# Health Checks

`pyrunner_lib` provides a declarative and fluent API for defining health checks on your data transformations. These checks are designed to be efficient, working lazily on Polars `LazyFrame` objects to collect only the necessary aggregate statistics without loading the entire dataset into memory.

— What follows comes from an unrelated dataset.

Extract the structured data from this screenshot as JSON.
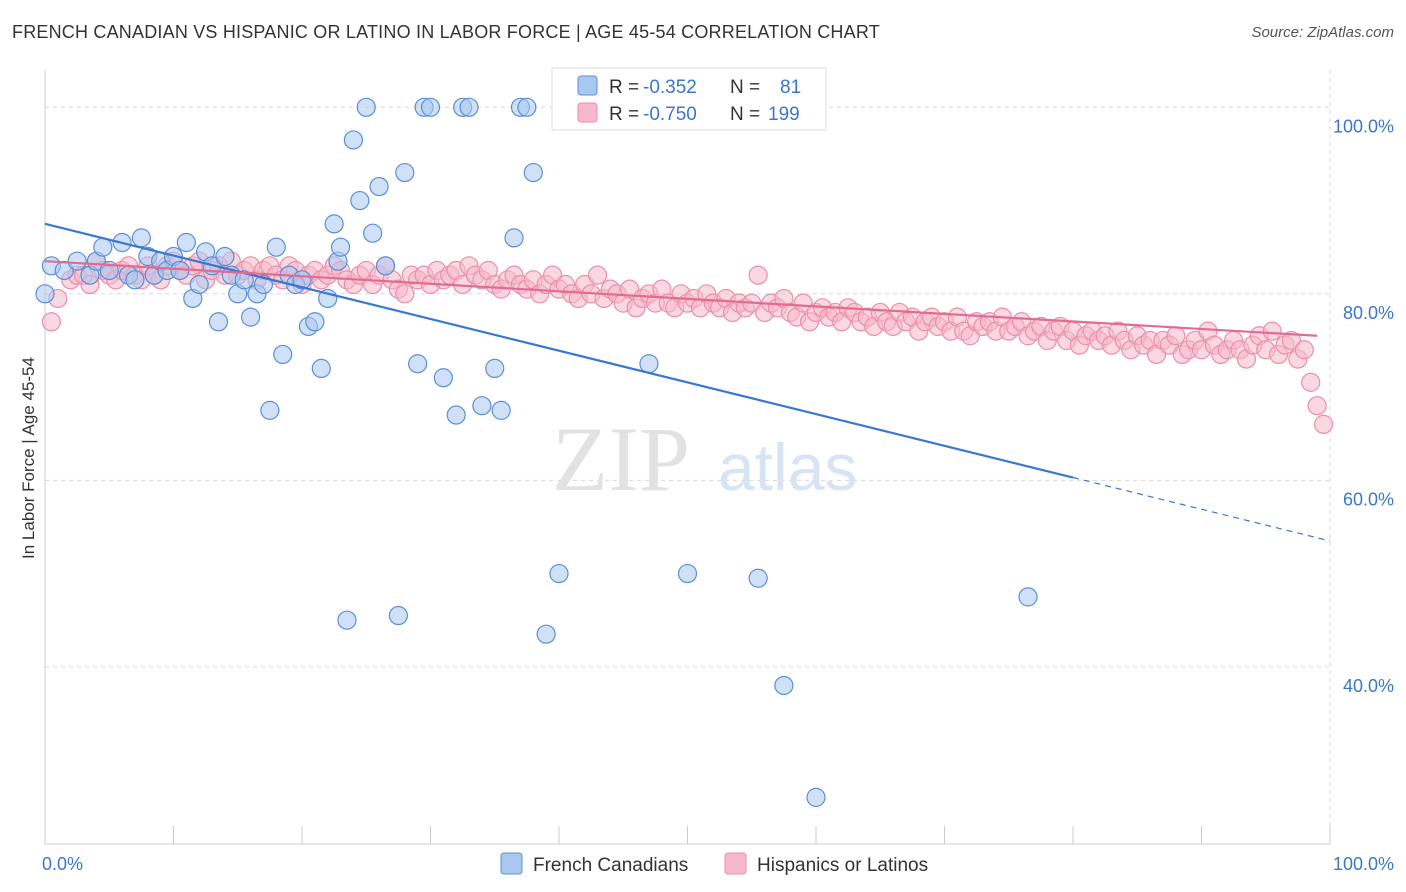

Health checks are defined using the `Check` class, which allows you to chain multiple validation methods for a specific column.

### Severity Levels

Each check can have an optional `severity` level:

* **`warn`** (Default): If the check fails, it is recorded in the health report, but the transformation continues and no exception is raised.
* **`fail`**: If any check with `fail` severity fails, a `HealthCheckFailure` exception is raised after all checks have been executed, preventing the build from succeeding.

### API Reference

```py
Check(column_name: str)
```

Initializes a check builder for the specified column.

***

#### Basic Checks

```py
.no_nulls(severity=None)
```

Ensures that the column contains no null values.

```py
.non_empty_strings(severity=None)
```

Ensures that all string values in the column are non-empty after stripping whitespace.

```py
.unique(severity=None)
```

Ensures that all values in the column are unique. Note: This defaults to `warn` in many contexts as it can be a common occurrence.

***

#### Range & Value Checks

```py
.valid_range(min_val=None, max_val=None, severity=None)
```

Checks if all values are within the specified inclusive range.

```py
.in_values(allowed: list, severity=None, ignore_case=False)
```

Checks if all values in the column are present in the `allowed` list.

```py
.regex_match(pattern: str, severity=None)
```

Ensures that all string values match the provided regular expression pattern.

```py
.null_percentage(max_pct: float, severity=None)
```

Allows up to `max_pct` (0-100) of the values in the column to be null.

***

#### Numeric Checks

```py
.numeric_check(
    eq=None, gt=None, gte=None, lt=None, lte=None, not_eq=None, sum_eq=None, severity=None
)
```

Provides various numeric comparisons:

* `eq`: Equal to
* `gt`: Greater than
* `gte`: Greater than or equal to
* `lt`: Less than
* `lte`: Less than or equal to
* `not_eq`: Not equal to
* `sum_eq`: The sum of the column must equal this value.

***

#### Aggregate Checks

```py
.distinct_count(expected_count: int, severity=None)
```

Ensures the column has exactly the specified number of distinct values.

***

#### Custom Checks

```py
.custom_check(name: str, severity: str, func: callable)
```

Allows you to provide a custom validation function. The function should have the signature `func(lf: pl.LazyFrame, col: str)` and should raise a `ValueError` with a descriptive message if the check fails.

### Examples

```python
import polars as pl
import pyrunner_lib.health_check as hc

def transform(data):
    lf = data

    # Define checks declaratively
    health_checks = [
        hc.Check("name")
            .no_nulls()
            .non_empty_strings()
            .unique(severity="warn"),

        hc.Check("age")
            .no_nulls()
            .valid_range(0, 120),

        hc.Check("city").no_nulls(),
        hc.Check("occupation").no_nulls(),
        hc.Check("country")
            .no_nulls()
            .non_empty_strings(),
    ]

    return lf, health_checks
```

### Health Report

When health checks are run (usually handled by the runner), a `health_report.json` file is generated in the `META_FOLDER`. This report contains a summary of passed and failed checks, along with error messages for any failures.